I could simulate the np.arange function by the following:

prg = cl.Program(ctx, """
__kernel void arange(__global int *res_g)
{
  int gid = get_global_id(0);
  res_g[gid] = gid;
}
""").build()

res_g = cl.Buffer(ctx, cl.mem_flags.READ_WRITE, 4 * 4096)
prg.arange(queue, [4096], None, res_g)

# transfer back to cpu
res_np = np.empty(4096).astype(np.int32)
cl.enqueue_copy(queue, res_np, res_g)

assert (res_np == np.arange(4096)).all() # this is true

How is it possible to specify more than 1024 work items for the first dimension? What does the max_work_item_sizes mean?

Another question related to this is if it is beneficial to use as many work dimensions as possible?
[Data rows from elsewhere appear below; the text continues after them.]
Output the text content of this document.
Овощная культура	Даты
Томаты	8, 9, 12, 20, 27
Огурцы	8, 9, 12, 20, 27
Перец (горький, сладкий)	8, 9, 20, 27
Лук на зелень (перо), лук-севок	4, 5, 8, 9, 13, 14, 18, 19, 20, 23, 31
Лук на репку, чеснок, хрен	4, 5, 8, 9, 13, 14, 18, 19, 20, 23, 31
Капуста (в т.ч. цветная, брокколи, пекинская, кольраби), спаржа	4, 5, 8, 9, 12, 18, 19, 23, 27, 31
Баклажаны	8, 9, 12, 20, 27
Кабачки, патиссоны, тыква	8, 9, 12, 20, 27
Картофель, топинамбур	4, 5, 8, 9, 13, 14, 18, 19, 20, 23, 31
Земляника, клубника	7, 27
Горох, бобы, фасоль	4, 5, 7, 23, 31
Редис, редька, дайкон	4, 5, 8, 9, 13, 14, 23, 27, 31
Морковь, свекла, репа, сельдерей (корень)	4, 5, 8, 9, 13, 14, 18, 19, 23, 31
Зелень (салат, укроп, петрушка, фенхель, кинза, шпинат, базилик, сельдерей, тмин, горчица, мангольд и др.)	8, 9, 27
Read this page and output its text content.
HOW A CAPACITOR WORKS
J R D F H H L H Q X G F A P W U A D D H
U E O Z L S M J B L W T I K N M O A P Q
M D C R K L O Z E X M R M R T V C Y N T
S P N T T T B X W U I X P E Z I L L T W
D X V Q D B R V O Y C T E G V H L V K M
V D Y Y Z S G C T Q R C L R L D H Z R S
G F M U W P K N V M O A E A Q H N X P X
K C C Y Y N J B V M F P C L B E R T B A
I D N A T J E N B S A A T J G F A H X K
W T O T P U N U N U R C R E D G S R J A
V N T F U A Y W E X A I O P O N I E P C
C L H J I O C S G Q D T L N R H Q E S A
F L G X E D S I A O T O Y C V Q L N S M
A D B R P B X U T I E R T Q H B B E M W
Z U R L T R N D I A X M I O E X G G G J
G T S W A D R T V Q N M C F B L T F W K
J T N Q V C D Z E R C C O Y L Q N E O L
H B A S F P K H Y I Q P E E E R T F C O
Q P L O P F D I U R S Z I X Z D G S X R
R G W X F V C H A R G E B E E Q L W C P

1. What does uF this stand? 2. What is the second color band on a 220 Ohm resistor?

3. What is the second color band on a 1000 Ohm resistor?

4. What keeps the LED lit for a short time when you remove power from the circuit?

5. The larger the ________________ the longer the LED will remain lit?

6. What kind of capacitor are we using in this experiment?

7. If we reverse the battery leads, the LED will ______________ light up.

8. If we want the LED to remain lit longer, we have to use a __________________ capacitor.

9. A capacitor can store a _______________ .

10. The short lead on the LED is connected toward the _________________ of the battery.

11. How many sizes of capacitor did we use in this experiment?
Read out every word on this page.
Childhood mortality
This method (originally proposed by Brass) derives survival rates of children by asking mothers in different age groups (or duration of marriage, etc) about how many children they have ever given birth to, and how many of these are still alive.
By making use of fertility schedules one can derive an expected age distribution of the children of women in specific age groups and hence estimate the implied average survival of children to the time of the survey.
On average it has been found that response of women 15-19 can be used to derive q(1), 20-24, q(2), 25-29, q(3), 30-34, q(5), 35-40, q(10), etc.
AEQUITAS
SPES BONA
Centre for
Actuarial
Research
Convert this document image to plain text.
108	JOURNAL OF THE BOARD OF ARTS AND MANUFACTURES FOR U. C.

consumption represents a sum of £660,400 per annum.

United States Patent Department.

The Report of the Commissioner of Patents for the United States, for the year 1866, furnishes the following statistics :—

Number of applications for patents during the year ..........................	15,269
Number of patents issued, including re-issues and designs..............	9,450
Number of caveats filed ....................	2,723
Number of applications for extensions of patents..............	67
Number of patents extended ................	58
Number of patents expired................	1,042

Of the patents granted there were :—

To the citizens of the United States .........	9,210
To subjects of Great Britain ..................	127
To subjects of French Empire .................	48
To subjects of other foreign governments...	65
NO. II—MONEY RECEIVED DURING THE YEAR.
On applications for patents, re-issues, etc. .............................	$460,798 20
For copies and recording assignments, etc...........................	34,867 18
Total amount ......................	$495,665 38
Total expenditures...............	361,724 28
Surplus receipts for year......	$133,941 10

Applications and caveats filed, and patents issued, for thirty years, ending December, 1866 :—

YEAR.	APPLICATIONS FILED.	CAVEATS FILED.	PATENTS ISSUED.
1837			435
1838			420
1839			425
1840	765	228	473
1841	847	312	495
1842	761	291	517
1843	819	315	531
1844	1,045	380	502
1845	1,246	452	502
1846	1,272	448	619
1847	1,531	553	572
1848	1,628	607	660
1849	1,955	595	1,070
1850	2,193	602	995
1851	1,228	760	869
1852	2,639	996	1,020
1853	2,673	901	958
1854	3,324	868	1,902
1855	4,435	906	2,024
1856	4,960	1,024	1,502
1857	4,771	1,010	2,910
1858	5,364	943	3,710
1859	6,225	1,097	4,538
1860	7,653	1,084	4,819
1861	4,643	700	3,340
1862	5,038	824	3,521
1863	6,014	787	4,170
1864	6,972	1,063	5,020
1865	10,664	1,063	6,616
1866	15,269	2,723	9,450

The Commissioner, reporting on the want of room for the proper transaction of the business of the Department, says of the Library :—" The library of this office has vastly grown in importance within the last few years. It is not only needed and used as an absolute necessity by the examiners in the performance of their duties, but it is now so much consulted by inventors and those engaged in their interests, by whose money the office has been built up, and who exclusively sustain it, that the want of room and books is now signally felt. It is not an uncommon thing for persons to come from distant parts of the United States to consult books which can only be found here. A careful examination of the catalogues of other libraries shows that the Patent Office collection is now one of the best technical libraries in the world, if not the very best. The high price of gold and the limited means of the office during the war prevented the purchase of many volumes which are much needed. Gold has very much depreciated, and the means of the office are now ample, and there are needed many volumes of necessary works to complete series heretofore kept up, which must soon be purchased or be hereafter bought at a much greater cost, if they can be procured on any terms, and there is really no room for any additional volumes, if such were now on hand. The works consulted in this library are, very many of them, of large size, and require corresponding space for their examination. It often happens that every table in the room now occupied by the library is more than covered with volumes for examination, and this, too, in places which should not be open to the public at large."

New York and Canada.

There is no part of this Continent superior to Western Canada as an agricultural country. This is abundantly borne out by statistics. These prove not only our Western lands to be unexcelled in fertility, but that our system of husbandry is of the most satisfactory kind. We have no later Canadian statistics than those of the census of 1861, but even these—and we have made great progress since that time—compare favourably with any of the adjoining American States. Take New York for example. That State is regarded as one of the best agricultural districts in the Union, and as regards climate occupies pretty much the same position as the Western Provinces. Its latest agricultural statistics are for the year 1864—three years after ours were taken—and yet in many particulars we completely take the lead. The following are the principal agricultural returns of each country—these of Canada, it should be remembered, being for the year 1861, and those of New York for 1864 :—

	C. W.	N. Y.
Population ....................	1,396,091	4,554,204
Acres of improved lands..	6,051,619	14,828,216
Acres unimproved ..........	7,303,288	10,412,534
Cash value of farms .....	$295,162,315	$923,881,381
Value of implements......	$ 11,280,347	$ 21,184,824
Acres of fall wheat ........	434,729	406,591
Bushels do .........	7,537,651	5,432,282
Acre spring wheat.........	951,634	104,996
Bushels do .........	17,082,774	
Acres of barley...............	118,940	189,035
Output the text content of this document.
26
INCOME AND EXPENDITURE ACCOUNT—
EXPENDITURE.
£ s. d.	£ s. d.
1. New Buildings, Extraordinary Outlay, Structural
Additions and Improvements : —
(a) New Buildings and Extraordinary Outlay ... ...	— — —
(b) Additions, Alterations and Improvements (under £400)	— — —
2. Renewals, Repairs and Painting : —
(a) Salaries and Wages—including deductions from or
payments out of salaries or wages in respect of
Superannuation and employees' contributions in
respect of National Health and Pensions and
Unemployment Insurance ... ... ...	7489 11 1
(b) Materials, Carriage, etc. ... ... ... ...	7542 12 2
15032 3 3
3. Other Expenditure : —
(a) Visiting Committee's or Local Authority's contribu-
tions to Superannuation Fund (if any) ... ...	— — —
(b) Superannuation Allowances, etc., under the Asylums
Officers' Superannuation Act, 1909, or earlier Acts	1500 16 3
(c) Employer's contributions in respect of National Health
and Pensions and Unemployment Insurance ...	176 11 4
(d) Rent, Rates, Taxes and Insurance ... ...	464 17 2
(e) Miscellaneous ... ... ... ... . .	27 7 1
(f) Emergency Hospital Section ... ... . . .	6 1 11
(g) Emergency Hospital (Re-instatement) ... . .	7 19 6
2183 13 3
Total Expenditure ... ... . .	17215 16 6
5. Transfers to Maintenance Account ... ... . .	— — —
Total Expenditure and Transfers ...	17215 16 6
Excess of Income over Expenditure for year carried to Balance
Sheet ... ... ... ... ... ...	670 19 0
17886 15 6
As I understand it possible to use 3 dimensions at most. A way of simulating np.arange by using 2 work item dimensions could be done by the following:

prg = cl.Program(ctx, """
__kernel void arange(__global int *res_g)
{
  int gid = get_global_id(0) * get_global_id(1);
  barrier(CLK_GLOBAL_MEM_FENCE);
  res_g[gid] = gid;
}
""").build()

res_g = cl.Buffer(ctx, cl.mem_flags.READ_WRITE, 4 * 4096)
prg.arange(queue, [64, 64], [1,1], res_g)

# transfer back to cpu
res_np = np.empty(4096).astype(np.int32)
cl.enqueue_copy(queue, res_np, res_g)

assert (res_np == np.arange(4096)).all()

For some reason the assertion is not always true

But my question is, when processing a large array, is it better to make use of all 3 work_item_dimensions? Or is it better to treat the array as a 1d contiguous array and only use get_global_id(0)?